Rethinking Routine in the Secondary Classroom

May 05, 2020

What kind of habits or routines do you traditionally establish in your classrooms? How linked are these with the big picture success you envision for your learners?

In this session, we'll talk about creating daily classroom routines that translate into the kind of lifelong habits our students need to achieve any goal they set.

Like anyone else, our students' success depends on the habits they build over time. But there's no such class in the school curriculum called The Art of Habit-Building or Habitual Literacy 101.

And while it might feel like teaching them good habits is their parents' job, or that of a life coach, a therapist (or a unicorn, for that matter), it actually IS our job, and here's why..

  1. Habits make goals happen.
  2. Habits define our character.

 

We are both in the business of helping our students achieve their goals AND responsible for shaping their character while they're in our care.

So what can we do to legitimately build strong habits with our learners, ones that will actually translate into their real lives down the road?

We can only hope our students will wake up each morning like Thomas Edison once did, intending, 'what good will I do?' and end each day by reflecting, 'what good have I done?'.

-- Jill Pavich

Habits make goals happen.

Is that binder check really teaching our kids to be organized? Is that 0 in the grade book actually instilling a lesson on deadlining?

I think not, my friends.

To be productive in an admittedly distracting era, where connections are instant and information is constant, they need a system, not a binder check.

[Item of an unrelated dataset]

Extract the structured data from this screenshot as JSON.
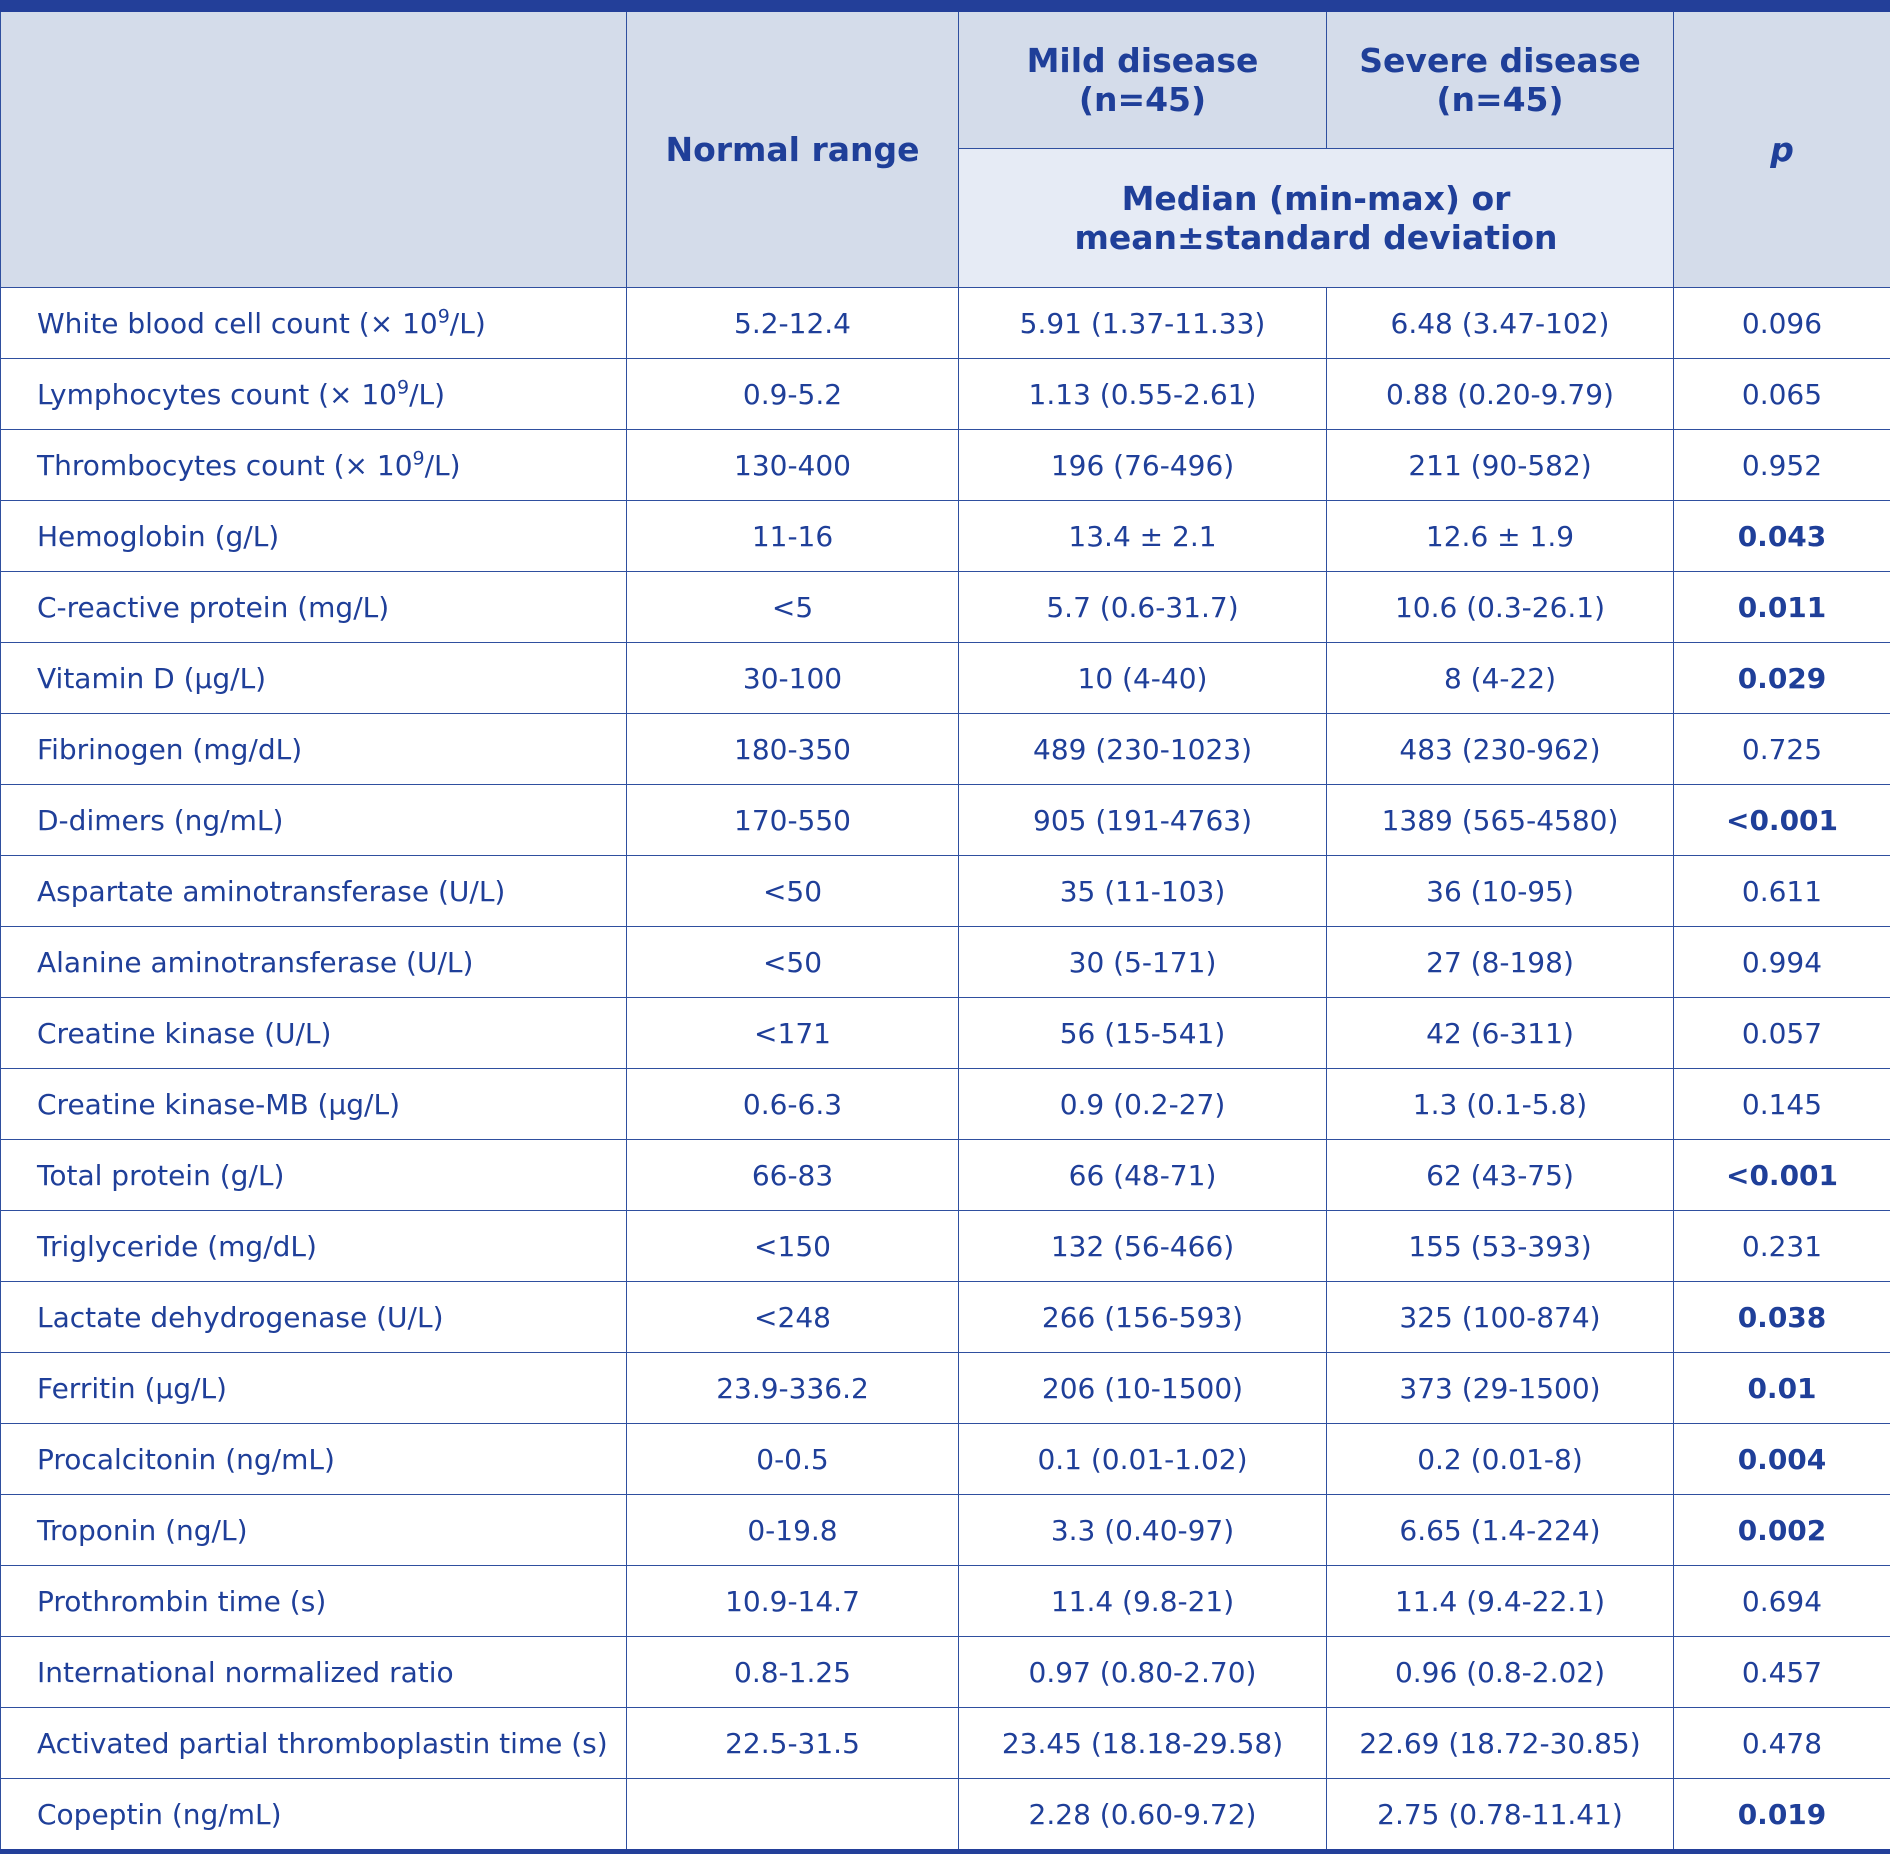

To reach their goals, our students need a concrete game plan for moving incrementally in that direction, not a motivational poster hanging above our whiteboards.

If we establish strong routines with our students--ones that bear relevance in real life--they're more likely to develop the kind of lifelong habits that yield success again and again.

So, get creative! Try new routines! Encourage students to be part of building the routines in your classroom!